Even though the world of computing is becoming more portable and internet based, there’s still times when you need a hard copy of something whether it’s a photo or a document, and a printer is the hardware you turn to. Unfortunately, even printers have their own issues while you’re trying to use them and one of the most common issues is when one of the printing jobs gets stuck in print queue.
Quite often you can’t delete the offending job and it won’t let you print off anything else waiting there behind it. Most people will either disconnect or turn off their printer or reboot the PC to get it to work, but it’s not exactly an ideal solution. The more techie minded people will know there is a solution to the problem by using the Command Prompt to stop the print spooler service, or by creating a batch file, but what’s wrong with having a nice little GUI to save you the trouble?Spoolsv.exe High CPU Usage
Although it seems to be a more common problem in Windows XP, this issue can happen in Vista and 7 as well.

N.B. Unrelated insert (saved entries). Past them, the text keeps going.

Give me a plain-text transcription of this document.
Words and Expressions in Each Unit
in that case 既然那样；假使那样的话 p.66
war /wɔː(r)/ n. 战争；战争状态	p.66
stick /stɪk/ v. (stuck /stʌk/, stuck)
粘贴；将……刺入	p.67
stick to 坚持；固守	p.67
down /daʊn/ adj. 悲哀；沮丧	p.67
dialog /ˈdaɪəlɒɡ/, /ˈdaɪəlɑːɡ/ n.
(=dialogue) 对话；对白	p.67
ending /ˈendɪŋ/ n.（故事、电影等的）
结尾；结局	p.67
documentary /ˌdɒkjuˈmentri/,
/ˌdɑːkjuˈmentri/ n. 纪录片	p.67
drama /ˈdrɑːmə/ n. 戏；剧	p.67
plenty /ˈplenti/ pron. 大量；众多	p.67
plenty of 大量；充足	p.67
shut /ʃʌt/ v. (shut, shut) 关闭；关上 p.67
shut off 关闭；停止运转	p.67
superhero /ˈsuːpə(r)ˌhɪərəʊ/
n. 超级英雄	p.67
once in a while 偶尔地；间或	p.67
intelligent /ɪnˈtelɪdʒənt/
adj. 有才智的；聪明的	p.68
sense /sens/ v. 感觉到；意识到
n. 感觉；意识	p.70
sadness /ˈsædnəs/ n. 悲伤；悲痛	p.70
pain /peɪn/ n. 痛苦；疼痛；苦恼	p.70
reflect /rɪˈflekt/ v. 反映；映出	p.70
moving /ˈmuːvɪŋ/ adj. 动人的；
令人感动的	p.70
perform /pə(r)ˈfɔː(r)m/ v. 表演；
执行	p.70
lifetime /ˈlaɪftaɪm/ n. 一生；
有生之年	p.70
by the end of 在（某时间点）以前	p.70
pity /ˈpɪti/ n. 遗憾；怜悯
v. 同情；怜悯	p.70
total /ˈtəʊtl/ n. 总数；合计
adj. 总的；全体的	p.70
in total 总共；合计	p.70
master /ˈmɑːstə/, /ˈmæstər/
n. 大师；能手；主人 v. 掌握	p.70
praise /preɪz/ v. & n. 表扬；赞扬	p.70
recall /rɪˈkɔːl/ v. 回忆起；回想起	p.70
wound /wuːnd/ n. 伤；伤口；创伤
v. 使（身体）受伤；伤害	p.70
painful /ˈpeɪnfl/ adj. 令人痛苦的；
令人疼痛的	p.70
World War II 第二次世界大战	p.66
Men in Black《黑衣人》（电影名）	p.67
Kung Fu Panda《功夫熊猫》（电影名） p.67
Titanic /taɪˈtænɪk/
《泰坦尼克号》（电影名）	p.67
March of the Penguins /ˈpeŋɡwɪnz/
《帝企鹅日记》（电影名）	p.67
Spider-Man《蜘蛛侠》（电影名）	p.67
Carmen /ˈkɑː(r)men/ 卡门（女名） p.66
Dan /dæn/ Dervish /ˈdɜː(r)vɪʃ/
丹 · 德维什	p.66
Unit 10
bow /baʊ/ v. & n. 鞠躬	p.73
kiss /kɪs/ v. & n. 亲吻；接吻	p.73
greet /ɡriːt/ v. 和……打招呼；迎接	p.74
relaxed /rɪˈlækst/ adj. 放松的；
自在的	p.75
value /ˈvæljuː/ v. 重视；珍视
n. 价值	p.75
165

For a similar reason to a stuck or corrupt print job the Spoolsv.exe can cause excessive CPU usage, sometimes as much as 99% on a single core computer. Even if you kill the process in Task Manager it will come back several seconds later with the same problem. The fix is often the same as when you remove stuck print jobs from the queue so the options below will very likely work to solve the issue.

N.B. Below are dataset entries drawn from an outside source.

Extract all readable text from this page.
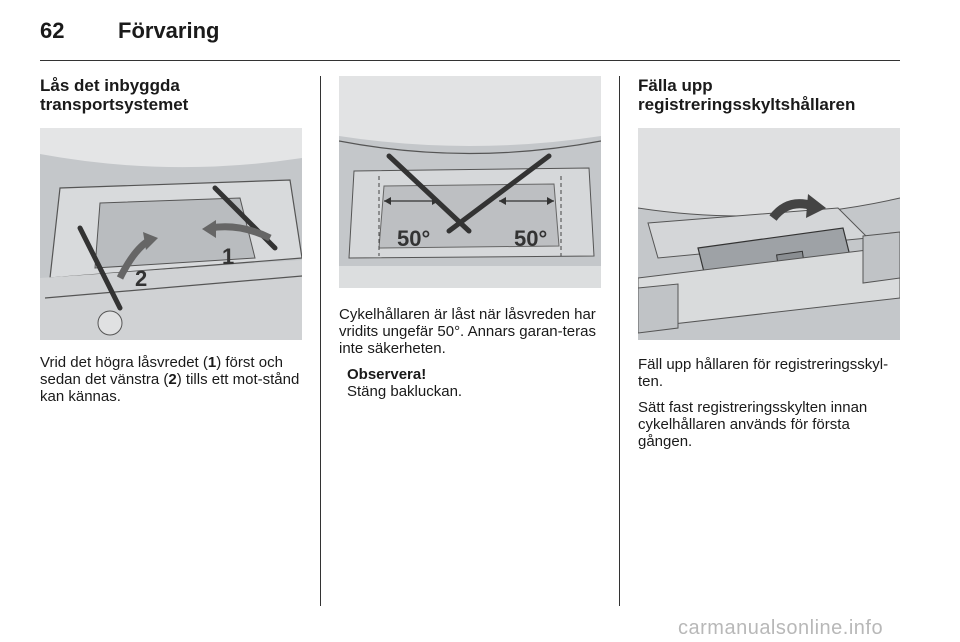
62 Förvaring
Lås det inbyggda
transportsystemet
1
2

Vrid det högra låsvredet (1) först och sedan det vänstra (2) tills ett mot-stånd kan kännas.

50°	50°

Cykelhållaren är låst när låsvreden har vridits ungefär 50°. Annars garan-teras inte säkerheten.

Observera!

Stäng bakluckan.

Fälla upp
registreringsskyltshållaren

Fäll upp hållaren för registreringsskyl-ten.

Sätt fast registreringsskylten innan cykelhållaren används för första gången.

carmanualsonline.info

The Stalled Printer Repair utility is a very useful to have around because it does all the starting and stopping of the Spooler service for you as well as deleting any print job files which may be causing a problem. As you might expect with small utility like this one, it’s completely portable with just the standalone executable. Extract the file from the zip, right click and ‘Run as Administrator’ on Vista or 7 systems.
Using the utility couldn’t be simpler, if there are stuck prints in the queue, the program will tell you and list them in the window. Clicking on ‘Purge Print Jobs’ will delete all the prints waiting in the queue and freeing up your printer for further printing. Do be aware that all jobs in the queue will be deleted, not just the stuck one.
There is also the option to do a similar thing to the repair tool the manual way, which could be very useful if the problem of stuck print jobs or a high CPU usage Spoolsv.exe happens more often than you’d like. What you can do is download this batch file we have created which will stop the Spooler Service, delete all print jobs and then restart the Service again. Simply place it on your desktop or make a shortcut to it and when needed, just execute the batch file as administrator (Right click and run as administrator).
If you really want to do it the manual way yourself, type the following into a Command Prompt:
net stop spooler
del /Q /F /S “%systemroot%\System32\Spool\Printers\*.*”
net start spooler
Stalled Printer Repair is compatible with 2000, XP, Vista and Windows 7 32 and 64bit.